Può sembrare difficile trovare un filo conduttore tra eventi così diversi e che a volte possono apparire in contrasto con il riscaldamento globale, eppure la chiave è tutta nel dato diffuso dalla Nasa, in quelle anomalie di temperatura mai viste negli ultimi 130 anni. In un clima più caldo ci si attende infatti un aumento dei fenomeni meteo estremi, perché il calore delle masse d’aria e degli oceani è un po’ la benzina che li alimenta.
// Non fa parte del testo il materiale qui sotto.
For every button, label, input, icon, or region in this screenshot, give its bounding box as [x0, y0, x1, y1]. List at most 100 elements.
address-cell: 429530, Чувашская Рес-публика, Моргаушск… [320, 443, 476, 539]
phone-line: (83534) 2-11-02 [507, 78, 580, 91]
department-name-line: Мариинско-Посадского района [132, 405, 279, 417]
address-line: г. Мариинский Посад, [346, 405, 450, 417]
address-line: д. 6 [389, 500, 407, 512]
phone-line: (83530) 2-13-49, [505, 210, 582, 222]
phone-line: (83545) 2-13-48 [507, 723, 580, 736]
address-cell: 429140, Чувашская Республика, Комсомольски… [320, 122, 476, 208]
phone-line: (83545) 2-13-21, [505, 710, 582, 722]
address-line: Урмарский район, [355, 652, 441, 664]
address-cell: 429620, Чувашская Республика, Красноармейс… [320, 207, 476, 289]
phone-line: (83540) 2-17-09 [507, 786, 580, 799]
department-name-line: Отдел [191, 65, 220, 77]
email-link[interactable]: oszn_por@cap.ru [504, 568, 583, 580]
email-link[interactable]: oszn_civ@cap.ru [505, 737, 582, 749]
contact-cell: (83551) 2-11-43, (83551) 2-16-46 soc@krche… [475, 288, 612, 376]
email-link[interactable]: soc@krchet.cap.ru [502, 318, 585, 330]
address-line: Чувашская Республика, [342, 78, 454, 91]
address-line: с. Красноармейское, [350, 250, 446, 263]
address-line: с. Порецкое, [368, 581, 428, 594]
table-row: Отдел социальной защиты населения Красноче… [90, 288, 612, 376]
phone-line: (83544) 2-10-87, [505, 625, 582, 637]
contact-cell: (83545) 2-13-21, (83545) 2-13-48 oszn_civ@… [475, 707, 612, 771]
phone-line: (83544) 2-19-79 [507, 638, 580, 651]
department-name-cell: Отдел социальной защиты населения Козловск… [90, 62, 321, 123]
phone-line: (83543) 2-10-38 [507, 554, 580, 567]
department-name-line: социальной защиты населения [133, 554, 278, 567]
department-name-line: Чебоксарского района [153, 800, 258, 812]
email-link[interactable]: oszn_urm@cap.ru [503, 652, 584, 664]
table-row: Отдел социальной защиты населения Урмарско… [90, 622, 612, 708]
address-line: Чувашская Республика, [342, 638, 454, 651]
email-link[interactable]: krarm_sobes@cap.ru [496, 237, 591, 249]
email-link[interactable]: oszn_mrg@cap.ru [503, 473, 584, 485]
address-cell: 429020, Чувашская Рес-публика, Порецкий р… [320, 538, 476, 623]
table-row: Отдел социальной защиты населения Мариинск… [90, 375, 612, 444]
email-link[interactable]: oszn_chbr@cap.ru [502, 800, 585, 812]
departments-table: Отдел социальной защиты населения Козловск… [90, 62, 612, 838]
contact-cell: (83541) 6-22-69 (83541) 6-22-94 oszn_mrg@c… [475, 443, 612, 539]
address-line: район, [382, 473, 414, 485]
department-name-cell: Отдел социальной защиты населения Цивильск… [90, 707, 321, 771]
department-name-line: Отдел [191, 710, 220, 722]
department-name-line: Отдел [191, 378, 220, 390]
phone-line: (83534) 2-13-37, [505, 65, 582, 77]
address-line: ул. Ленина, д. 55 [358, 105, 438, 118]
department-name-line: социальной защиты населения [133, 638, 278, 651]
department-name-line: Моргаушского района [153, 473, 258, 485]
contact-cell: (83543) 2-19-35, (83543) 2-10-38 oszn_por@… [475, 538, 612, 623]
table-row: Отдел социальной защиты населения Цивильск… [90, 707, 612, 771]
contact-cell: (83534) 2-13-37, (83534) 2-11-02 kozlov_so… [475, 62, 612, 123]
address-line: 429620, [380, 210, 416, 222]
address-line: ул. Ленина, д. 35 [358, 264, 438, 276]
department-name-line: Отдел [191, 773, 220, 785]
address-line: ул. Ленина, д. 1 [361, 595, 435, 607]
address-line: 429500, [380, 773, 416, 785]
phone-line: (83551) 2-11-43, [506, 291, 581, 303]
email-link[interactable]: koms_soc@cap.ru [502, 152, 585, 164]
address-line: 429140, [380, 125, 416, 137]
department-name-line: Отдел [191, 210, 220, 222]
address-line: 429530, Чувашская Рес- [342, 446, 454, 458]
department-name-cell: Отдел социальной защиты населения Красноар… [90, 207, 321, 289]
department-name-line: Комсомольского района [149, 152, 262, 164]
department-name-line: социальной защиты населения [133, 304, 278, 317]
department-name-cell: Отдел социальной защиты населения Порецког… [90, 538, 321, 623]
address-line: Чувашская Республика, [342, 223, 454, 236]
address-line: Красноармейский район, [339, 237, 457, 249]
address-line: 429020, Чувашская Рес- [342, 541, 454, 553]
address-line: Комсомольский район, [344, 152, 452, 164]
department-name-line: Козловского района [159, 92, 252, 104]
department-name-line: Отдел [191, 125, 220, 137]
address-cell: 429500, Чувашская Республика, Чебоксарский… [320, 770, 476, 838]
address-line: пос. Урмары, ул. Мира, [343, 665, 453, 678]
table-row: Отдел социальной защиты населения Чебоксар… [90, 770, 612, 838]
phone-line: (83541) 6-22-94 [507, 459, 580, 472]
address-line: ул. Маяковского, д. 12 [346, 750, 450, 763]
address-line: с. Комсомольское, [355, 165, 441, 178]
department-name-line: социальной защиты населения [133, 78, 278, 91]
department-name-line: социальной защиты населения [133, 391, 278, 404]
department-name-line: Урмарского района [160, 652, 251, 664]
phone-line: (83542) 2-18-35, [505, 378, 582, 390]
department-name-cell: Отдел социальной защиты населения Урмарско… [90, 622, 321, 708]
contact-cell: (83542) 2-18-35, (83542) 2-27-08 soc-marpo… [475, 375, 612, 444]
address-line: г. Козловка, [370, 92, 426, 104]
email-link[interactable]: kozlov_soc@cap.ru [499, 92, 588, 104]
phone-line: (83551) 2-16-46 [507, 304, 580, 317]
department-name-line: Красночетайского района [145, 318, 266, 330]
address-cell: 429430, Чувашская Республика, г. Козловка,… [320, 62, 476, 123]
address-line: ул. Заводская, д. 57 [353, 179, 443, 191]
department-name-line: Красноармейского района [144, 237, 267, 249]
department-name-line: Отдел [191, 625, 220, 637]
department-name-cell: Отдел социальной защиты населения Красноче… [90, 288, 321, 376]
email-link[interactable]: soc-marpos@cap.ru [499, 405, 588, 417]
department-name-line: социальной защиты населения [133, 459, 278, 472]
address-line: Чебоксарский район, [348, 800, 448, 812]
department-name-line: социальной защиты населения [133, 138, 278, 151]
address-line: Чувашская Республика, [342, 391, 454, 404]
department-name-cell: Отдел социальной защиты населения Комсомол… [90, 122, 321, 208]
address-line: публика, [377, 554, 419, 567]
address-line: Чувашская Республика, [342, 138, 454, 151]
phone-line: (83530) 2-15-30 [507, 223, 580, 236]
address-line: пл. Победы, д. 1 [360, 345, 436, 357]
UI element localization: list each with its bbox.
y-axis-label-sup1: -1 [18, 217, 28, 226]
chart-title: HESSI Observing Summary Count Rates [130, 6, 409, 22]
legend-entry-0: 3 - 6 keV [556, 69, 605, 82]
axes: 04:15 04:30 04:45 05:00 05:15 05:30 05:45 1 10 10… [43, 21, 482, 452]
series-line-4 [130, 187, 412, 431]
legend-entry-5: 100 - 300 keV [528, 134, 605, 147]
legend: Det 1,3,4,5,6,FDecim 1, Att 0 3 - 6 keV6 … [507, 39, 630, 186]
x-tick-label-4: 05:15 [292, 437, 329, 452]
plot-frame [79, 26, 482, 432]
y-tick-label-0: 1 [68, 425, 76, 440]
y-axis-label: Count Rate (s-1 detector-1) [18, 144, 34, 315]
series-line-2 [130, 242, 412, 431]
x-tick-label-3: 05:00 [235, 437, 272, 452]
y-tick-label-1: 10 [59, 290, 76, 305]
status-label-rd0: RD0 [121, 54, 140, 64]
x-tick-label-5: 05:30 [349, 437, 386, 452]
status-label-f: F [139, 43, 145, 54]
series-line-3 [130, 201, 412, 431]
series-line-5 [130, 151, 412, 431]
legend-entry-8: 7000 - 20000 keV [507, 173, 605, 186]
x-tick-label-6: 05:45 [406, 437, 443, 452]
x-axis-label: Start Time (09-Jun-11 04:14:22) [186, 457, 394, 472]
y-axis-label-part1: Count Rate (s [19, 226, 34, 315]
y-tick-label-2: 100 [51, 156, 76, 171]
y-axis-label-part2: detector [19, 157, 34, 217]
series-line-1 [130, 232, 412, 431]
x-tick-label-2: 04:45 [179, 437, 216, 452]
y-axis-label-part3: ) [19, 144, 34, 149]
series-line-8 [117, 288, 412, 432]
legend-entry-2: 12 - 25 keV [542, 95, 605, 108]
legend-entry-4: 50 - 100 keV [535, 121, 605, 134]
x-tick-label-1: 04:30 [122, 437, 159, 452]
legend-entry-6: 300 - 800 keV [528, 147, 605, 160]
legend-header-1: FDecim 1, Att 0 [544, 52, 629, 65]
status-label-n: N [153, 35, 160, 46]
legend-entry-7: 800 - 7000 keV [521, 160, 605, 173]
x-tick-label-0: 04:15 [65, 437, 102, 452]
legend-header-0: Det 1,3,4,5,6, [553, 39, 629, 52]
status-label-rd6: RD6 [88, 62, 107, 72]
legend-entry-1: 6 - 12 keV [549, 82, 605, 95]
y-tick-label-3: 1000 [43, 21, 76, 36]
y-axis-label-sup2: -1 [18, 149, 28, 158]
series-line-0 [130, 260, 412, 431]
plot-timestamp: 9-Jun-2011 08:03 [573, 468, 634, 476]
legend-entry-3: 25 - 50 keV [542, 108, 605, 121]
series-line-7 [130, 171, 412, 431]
Nubifragi e alluvioni lungo le coste del Mediterraneo sono sempre esistiti soprattutto all’inizio dell’autunno quando è massimo il contrasto tra l’acqua del mare ancora calda e le prime perturbazioni fresche, ma se un tempo erano eventi eccezionali ora paiono essere divenuti più frequenti, anche se è ancora difficile fare una statistica completa. Quest’anno, oltre ai casi degli ultimi giorni, contiamo già alcuni episodi sul sud della Francia, mentre in tempi recenti si ricordano Olbia (2013), Maremma (2012), Cinque Terre (2011), Genova (2010, 2011) e Messinese nel 2009.
Capiterà quindi ancora e se ormai il riscaldamento globale pare inarrestabile, siamo tuttavia ancora in tempo per cercare di mitigarlo e preparare il nostro territorio ai suoi effetti.